For now, each PSS Co. division will maintain its own customer base, but will be moving to a unified brand platform to ensure greater availability, accessibility and delivery of products.

Hays Specialist Recruitment announces expansion

Hays Specialist Recruitment, the leading global specialist recruitment group recently announced its plans for expansion in the U.S. with the establishment of operations in Houston, Texas. This is the second Hays office to open in the U.S. this year and it will focus on the recruitment of skilled staff for the oil and gas industry.

The development of the Houston office will be spearheaded by Hays North American president John Faraguna, a long-term Houston resident with a B.S. and M.S. in geology and many years of experience working in the industry. Faraguna will be supported by Matt Underhill, global director of Hays who oversees the development of the oil and gas business for Hays around the world.

Says Faraguna, “An aging workforce makes it challenging for companies to attract and retain these people. Our global reach and focus on recruitment and staffing excellence will assist clients in finding these professionals either on a permanent or contract basis. Houston is the home of many companies with whom we already have established relationships in Europe, the Middle East, Asia or South America.”
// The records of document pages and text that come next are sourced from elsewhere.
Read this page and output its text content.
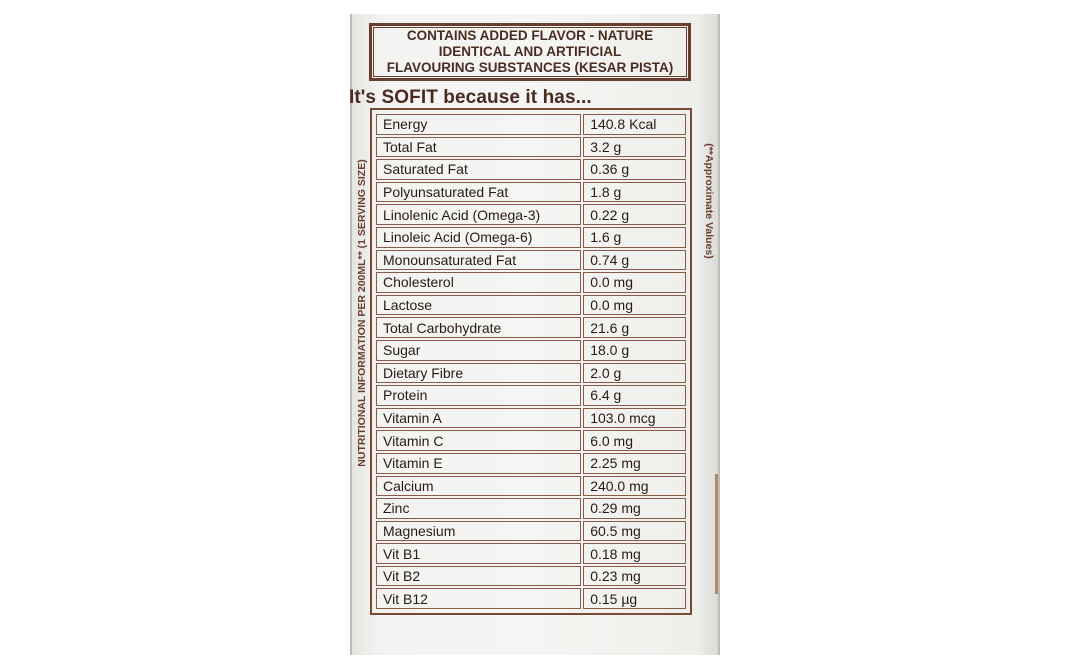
CONTAINS ADDED FLAVOR - NATURE
IDENTICAL AND ARTIFICIAL
FLAVOURING SUBSTANCES (KESAR PISTA)
It's SOFIT because it has...
NUTRITIONAL INFORMATION PER 200ML** (1 SERVING SIZE)	(**Approximate Values)
Energy	140.8 Kcal
Total Fat	3.2 g
Saturated Fat	0.36 g
Polyunsaturated Fat	1.8 g
Linolenic Acid (Omega-3)	0.22 g
Linoleic Acid (Omega-6)	1.6 g
Monounsaturated Fat	0.74 g
Cholesterol	0.0 mg
Lactose	0.0 mg
Total Carbohydrate	21.6 g
Sugar	18.0 g
Dietary Fibre	2.0 g
Protein	6.4 g
Vitamin A	103.0 mcg
Vitamin C	6.0 mg
Vitamin E	2.25 mg
Calcium	240.0 mg
Zinc	0.29 mg
Magnesium	60.5 mg
Vit B1	0.18 mg
Vit B2	0.23 mg
Vit B12	0.15 µg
TC Pipelines lists on New York Stock Exchange

TC PipeLines LP recently announced that it is transferring the listing of its common units to the New York Stock Exchange. Its common units began trading on the NYSE under the new symbol TCP on December 12, 2011.

"TC PipeLines LP has a 12-year track record of growing cash distributions for its unitholders. These distributions are underpinned with stable and predictable natural gas pipeline infrastructure assets," said Steve Becker, president, TC PipeLines GP Inc. "We look forward to joining other master limited partnership peers, and our sponsor, TransCanada Corp. on the NYSE."
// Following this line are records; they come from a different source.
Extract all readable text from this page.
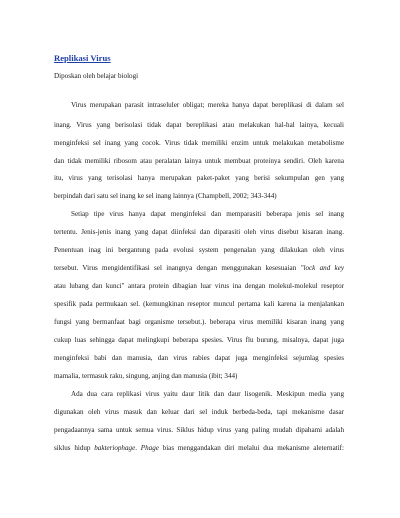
Replikasi Virus
Diposkan oleh belajar biologi
Virus merupakan parasit intraseluler obligat; mereka hanya dapat bereplikasi di dalam sel
inang. Virus yang berisolasi tidak dapat bereplikasi atau melakukan hal-hal lainya, kecuali
menginfeksi sel inang yang cocok. Virus tidak memiliki enzim untuk melakukan metabolisme
dan tidak memiliki ribosom atau peralatan lainya untuk membuat proteinya sendiri. Oleh karena
itu, virus yang terisolasi hanya merupakan paket-paket yang berisi sekumpulan gen yang
berpindah dari satu sel inang ke sel inang lainnya (Champbell, 2002; 343-344)
Setiap tipe virus hanya dapat menginfeksi dan memparasiti beberapa jenis sel inang
tertentu. Jenis-jenis inang yang dapat diinfeksi dan diparasiti oleh virus disebut kisaran inang.
Penentuan inag ini bergantung pada evolusi system pengenalan yang dilakukan oleh virus
tersebut. Virus mengidentifikasi sel inangnya dengan menggunakan kesesuaian "lock and key
atau lubang dan kunci" antara protein dibagian luar virus ina dengan molekul-molekul reseptor
spesifik pada permukaan sel. (kemungkinan reseptor muncul pertama kali karena ia menjalankan
fungsi yang bermanfaat bagi organisme tersebut.). beberapa virus memiliki kisaran inang yang
cukup luas sehingga dapat melingkupi beberapa spesies. Virus flu burung, misalnya, dapat juga
menginfeksi babi dan manusia, dan virus rabies dapat juga menginfeksi sejumlag spesies
mamalia, termasuk raku, singung, anjing dan manusia (ibit; 344)
Ada dua cara replikasi virus yaitu daur litik dan daur lisogenik. Meskipun media yang
digunakan oleh virus masuk dan keluar dari sel induk berbeda-beda, tapi mekanisme dasar
pengadaannya sama untuk semua virus. Siklus hidup virus yang paling mudah dipahami adalah
siklus hidup bakteriophage. Phage bias menggandakan diri melalui dua mekanisme aleternatif:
Greene’s Energy Group announces acquisition

Houston-based Greene’s Energy Group, a leading provider of integrated testing, rentals and specialty services, has acquired the assets of Houston, Texas- and Magnolia Springs, Alabama-based Synergy Services from owner Mark Mattox.

The acquisition will broaden the offerings of Greene’s pipeline division and many of its drilling and production base locations. Greene’s Synergy Services will offer chemical cleaning including patented chemistry and processes; large volume product separation units; mechanical cleaning equipment; and other support equipment for cleaning various types of pipe, vessels and facilities. The business will report to the vice president of pipeline and international business, Tom Sawyer.

UGI and AmeriGas re-file Hart-Scott-Rodino Act notification

UGI Corp. and its wholly-owned subsidiary AmeriGas Propane Inc., the general partner of AmeriGas Partners LP announced recently that UGI has voluntarily withdrawn and will re-file the notification and report form filed under the Hart-Scott-Rodino Antitrust Improvements Act of 1976, as amended in connection with the proposed acquisition by AmeriGas Partners of the propane operations of Energy Transfer Partners LP.

UGI, the ultimate parent of AmeriGas Partners for HSR Act purposes, originally filed its required notification and report form under the HSR Act on October 28, 2011, and plans to re-file this submission on November 30, 2011 to begin a new waiting period under the HSR Act and to provide the Federal Trade Commission (FTC) additional time to review AmeriGas's proposed acquisition of Energy Transfer's propane operations.

Upon re-filing of the HSR notification and report form, the FTC will have an additional 30-day period in which to determine whether to close its investigation or issue a request for additional information and documentary material, commonly referred to as a second request. AmeriGas Partners and Energy Transfer have been working cooperatively with the FTC as it conducts its review of the proposed transaction..

As previously announced on October 17, 2011, AmeriGas Partners and Energy Transfer reached a definitive agreement for AmeriGas Partners to acquire the propane operations of Energy Transfer for total consideration of about $2.9 billion, including $1.5 billion in cash, approximately $1.3 billion in AmeriGas common units, and the assumption of some $71 million in debt.